Un cerf redessiné, deux chiffres encadrant une date — 1887 — et une typographie réajustée. Chez Glenfiddich, la refonte annoncée en avril 2026 ne relève pas d’un simple exercice graphique. Elle intervient à un moment précis : celui où une Maison familiale, toujours opérée par la cinquième génération Grant-Gordon, ajuste son langage visuel sans modifier son architecture technique ni son récit fondateur.
La distillerie, fondée à Dufftown dans le Speyside en 1887 par William Grant, a construit sa place dans l’histoire du whisky autour d’un geste décisif : la commercialisation du single malt en 1963 comme catégorie identifiable. Ce précédent éclaire la logique actuelle : formaliser ce qui existait déjà, plutôt qu’introduire une rupture.
Le point de départ de cette nouvelle identité se situe dans les archives internes, couvrant plus de cinq générations. Le flacon triangulaire introduit en 1963 — élément structurel du langage Glenfiddich — sert de référence. La refonte n’altère pas cette géométrie, mais agit sur ses surfaces : lisibilité accrue de l’étiquette, hiérarchisation typographique, repositionnement des signes historiques.
Le cerf, présent depuis les années 1960, constitue l’élément central de cette relecture. Inspiré du tableau The Monarch of the Glen (1851) de Sir Edwin Landseer, il opère comme un marqueur territorial du Speyside. Dans sa nouvelle version, il est retravaillé pour accentuer le relief et suggérer le mouvement. Cette modification n’est pas décorative : elle introduit une notion de dynamique dans un univers traditionnellement statique, celui du vieillissement en fût.

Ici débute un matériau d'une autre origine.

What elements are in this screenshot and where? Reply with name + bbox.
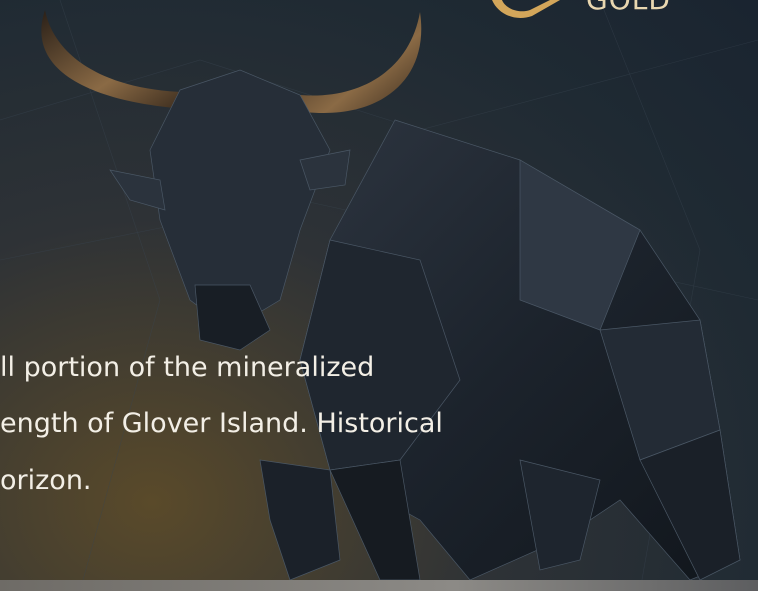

Autour de ce motif, l’inscription de la date 1887 agit comme un dispositif d’ancrage. Elle encadre visuellement le cerf et fixe un repère temporel explicite. Dans un secteur où la notion d’âge du liquide — douze, quinze, dix-huit ans — structure la lecture, ce rappel de la date de fondation opère un déplacement : il ne s’agit plus uniquement de mesurer le temps du whisky, mais celui de la Maison.
La typographie, quant à elle, emprunte à la tradition britannique tout en simplifiant ses formes. Le dessin des lettres vise une meilleure lisibilité en rayon, mais aussi une cohérence avec les archives des années 1960. Ce choix révèle une tension assumée : maintenir une continuité graphique tout en répondant aux contraintes contemporaines de distribution.
Car c’est là que la refonte prend une dimension plus stratégique. En France notamment, ce nouvel habillage est conçu pour renforcer la visibilité en distribution et soutenir les circuits premium. La question n’est pas seulement esthétique : elle concerne la capacité d’un single malt à exister dans un environnement saturé de codes visuels similaires.
Cette évolution s’inscrit dans une trajectoire plus large. Depuis plusieurs décennies, Glenfiddich explore des variations techniques — finitions en fûts spécifiques, expérimentations de vieillissement, collaborations internationales. La refonte visuelle ne vient pas annoncer ces innovations ; elle les rend lisibles, en proposant un cadre graphique plus stable.
« L’innovation fait partie intégrante de l’ADN de Glenfiddich… c’est elle qui nous permet de rester le single malt écossais le plus primé au monde », rappelle Brian Kinsman, Maître de Chai. Cette déclaration, extraite du communiqué, souligne une continuité plutôt qu’un tournant.
Au fond, cette nouvelle identité ne cherche pas à moderniser le whisky. Elle tente de résoudre une équation plus complexe : comment traduire visuellement cent trente-neuf ans d’histoire sans figer le regard. Une opération de précision, où chaque ligne — du dessin du cerf à l’espacement des lettres — devient un outil de transmission.